The Minnesota legislature began the fifth special session on Monday, October 12th. After many special sessions that failed to produce a bonding bill, they finally gained some traction this week, which is sure to provide relief to many Minnesota farmers.
Included in the $1.9 billion bonding bill is a provision to “fix” Section 179 and include conformity to the Federal Internal Revenue Code, which allows up to $1 million of Section 179 expense on certain assets. With the new bonding bill in place, Minnesota will soon conform and allow Section 179 expense on these assets as well – without an addback! The new law removes the 80% addback requirement for Section 179 expensing for both individual and corporate filers starting in tax year 2020.
The new law also includes a fix for tax years prior to 2020. In December of 2017, the Tax Cuts and Jobs Act (TCJA) was passed by the federal government. This tax reform changed the way we treated assets that were traded. Historically, taxpayers would depreciate the too-boot amount they paid for the asset. When the TCJA removed the ability to do a like-kind exchange on personal property, such as farm equipment, taxpayers were now required to show income on their return for the sale’s allowance they received for traded property and could depreciate the full cost of the new asset received. The federal government provided relief to taxpayers by increasing the amount of Section 179 expense they could take up to $1 million.

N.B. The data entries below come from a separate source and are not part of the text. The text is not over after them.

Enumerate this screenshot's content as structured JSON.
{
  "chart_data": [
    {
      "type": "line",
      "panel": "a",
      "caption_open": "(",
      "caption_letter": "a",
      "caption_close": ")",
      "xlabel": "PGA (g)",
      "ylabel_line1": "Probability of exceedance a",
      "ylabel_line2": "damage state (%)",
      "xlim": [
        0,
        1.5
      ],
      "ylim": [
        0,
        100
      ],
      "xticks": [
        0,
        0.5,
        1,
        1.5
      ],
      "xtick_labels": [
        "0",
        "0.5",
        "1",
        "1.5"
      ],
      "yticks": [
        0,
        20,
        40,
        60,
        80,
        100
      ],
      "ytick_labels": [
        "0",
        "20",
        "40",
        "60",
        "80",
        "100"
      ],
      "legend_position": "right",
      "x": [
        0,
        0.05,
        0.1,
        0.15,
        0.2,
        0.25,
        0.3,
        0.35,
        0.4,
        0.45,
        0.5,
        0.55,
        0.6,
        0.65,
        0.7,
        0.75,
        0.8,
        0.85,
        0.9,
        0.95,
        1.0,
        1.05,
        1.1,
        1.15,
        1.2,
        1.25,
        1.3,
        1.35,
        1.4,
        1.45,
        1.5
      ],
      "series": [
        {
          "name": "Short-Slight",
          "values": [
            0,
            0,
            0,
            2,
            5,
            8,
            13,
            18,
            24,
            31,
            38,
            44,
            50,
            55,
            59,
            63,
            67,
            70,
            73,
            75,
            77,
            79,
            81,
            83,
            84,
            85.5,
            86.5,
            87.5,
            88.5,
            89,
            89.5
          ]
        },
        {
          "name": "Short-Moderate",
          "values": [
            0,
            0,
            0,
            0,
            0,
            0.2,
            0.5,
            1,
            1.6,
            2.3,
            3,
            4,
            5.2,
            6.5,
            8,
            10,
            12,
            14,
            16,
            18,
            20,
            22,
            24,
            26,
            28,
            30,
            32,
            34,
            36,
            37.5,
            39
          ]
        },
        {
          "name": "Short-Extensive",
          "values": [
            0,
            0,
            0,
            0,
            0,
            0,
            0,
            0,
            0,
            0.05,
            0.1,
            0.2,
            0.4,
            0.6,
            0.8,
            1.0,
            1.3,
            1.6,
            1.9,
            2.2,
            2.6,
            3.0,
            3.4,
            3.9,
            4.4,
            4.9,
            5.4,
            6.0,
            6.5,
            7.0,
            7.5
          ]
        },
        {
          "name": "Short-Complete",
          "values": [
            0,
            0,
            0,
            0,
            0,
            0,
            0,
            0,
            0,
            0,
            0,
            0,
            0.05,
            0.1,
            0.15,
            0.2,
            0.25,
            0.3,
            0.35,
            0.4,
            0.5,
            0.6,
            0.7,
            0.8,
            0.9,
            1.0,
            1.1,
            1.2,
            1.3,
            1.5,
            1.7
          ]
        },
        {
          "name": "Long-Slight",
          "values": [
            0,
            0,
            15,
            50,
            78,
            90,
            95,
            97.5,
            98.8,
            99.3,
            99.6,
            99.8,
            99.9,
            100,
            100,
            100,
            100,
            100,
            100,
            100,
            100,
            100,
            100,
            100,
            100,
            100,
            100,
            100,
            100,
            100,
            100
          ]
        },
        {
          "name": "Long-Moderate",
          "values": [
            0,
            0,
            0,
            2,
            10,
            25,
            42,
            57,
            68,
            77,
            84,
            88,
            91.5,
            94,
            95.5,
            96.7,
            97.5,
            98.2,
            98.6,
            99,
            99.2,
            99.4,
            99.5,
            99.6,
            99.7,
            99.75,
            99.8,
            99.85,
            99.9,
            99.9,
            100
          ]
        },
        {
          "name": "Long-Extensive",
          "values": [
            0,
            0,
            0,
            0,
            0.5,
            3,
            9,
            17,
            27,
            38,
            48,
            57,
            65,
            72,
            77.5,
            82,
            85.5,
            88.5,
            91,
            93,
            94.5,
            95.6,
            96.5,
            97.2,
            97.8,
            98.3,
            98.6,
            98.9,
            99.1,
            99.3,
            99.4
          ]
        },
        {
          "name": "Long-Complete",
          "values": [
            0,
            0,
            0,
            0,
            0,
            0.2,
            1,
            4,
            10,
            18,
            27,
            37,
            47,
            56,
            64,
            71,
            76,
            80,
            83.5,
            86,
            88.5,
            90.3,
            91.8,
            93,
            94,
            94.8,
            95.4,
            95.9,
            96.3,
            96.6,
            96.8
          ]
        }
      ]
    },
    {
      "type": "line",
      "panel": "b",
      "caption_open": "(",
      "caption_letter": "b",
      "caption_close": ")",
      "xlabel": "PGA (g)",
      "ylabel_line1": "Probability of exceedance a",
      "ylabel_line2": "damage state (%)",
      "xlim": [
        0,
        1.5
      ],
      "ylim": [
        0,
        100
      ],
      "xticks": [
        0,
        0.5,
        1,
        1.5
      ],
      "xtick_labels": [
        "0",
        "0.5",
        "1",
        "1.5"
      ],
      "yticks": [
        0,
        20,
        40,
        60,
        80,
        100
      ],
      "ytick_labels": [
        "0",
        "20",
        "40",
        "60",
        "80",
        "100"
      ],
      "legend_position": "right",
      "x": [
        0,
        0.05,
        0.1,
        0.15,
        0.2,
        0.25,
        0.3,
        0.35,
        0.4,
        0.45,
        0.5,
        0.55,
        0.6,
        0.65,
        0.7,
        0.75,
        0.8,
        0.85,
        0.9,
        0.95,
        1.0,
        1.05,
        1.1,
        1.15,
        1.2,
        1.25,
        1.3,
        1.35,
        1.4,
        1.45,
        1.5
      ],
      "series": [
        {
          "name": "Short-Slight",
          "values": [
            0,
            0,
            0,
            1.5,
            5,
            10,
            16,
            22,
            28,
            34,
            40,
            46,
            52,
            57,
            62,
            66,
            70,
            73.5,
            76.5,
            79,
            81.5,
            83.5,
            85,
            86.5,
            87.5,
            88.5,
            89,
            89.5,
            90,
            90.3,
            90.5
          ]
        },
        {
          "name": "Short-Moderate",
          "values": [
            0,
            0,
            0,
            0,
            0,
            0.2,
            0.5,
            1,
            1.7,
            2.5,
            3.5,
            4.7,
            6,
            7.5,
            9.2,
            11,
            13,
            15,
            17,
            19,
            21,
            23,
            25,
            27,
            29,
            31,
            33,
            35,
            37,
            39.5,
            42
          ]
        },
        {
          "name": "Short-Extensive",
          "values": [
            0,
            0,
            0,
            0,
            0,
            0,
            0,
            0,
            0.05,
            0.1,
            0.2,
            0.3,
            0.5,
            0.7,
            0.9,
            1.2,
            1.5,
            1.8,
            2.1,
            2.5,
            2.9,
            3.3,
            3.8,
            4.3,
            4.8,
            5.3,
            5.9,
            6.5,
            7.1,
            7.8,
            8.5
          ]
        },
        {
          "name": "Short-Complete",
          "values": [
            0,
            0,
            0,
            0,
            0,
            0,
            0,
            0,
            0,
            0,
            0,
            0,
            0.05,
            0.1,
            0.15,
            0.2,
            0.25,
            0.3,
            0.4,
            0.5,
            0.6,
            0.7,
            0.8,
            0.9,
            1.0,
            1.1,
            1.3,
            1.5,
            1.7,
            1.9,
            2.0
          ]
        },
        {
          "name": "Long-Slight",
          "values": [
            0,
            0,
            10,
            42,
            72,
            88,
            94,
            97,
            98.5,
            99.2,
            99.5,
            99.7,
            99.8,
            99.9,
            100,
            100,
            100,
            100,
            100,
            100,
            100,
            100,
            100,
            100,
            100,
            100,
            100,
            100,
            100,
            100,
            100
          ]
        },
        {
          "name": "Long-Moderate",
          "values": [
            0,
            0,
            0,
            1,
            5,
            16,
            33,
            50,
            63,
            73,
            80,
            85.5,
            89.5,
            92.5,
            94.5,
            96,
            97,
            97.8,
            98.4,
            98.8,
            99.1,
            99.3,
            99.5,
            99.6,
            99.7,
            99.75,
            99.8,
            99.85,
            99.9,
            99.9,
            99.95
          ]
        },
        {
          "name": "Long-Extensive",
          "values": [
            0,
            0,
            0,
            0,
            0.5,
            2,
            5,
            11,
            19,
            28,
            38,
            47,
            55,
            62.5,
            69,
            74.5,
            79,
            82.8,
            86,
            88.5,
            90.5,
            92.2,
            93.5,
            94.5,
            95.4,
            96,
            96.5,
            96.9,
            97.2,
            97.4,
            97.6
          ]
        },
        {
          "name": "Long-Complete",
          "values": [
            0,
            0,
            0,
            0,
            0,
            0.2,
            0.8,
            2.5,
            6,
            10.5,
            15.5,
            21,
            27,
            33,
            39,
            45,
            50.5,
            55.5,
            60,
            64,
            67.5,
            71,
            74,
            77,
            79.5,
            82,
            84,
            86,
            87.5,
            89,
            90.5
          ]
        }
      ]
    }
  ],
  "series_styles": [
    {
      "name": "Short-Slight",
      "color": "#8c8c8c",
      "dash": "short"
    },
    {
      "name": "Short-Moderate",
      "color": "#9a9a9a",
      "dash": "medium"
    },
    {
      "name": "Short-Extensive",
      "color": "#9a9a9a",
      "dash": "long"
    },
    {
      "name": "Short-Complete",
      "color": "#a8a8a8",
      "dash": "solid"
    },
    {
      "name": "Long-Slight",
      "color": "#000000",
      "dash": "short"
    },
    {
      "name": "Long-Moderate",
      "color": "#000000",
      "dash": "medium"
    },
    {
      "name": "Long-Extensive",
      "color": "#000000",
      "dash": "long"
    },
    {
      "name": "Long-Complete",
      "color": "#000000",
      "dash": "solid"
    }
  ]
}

Minnesota later conformed to the federal treatment of personal property but continued to require taxpayers to add back 80% of the Section 179 expense exceeding $25,000 they had taken on their federal return, causing a significant Minnesota tax burden for many farmers.
The bonding bill now removes the requirement to add back 80% of the Section 179 expense taken in 2018 and 2019 on traded property. Additionally, subsequent subtractions related to the addback that were made on original returns will be disallowed in order to prevent more than 100% deduction being claimed.
The bill now goes to the desk of Governor Walz for his signature, which is expected soon. If there are any other changes to the law, we will continue to communicate them.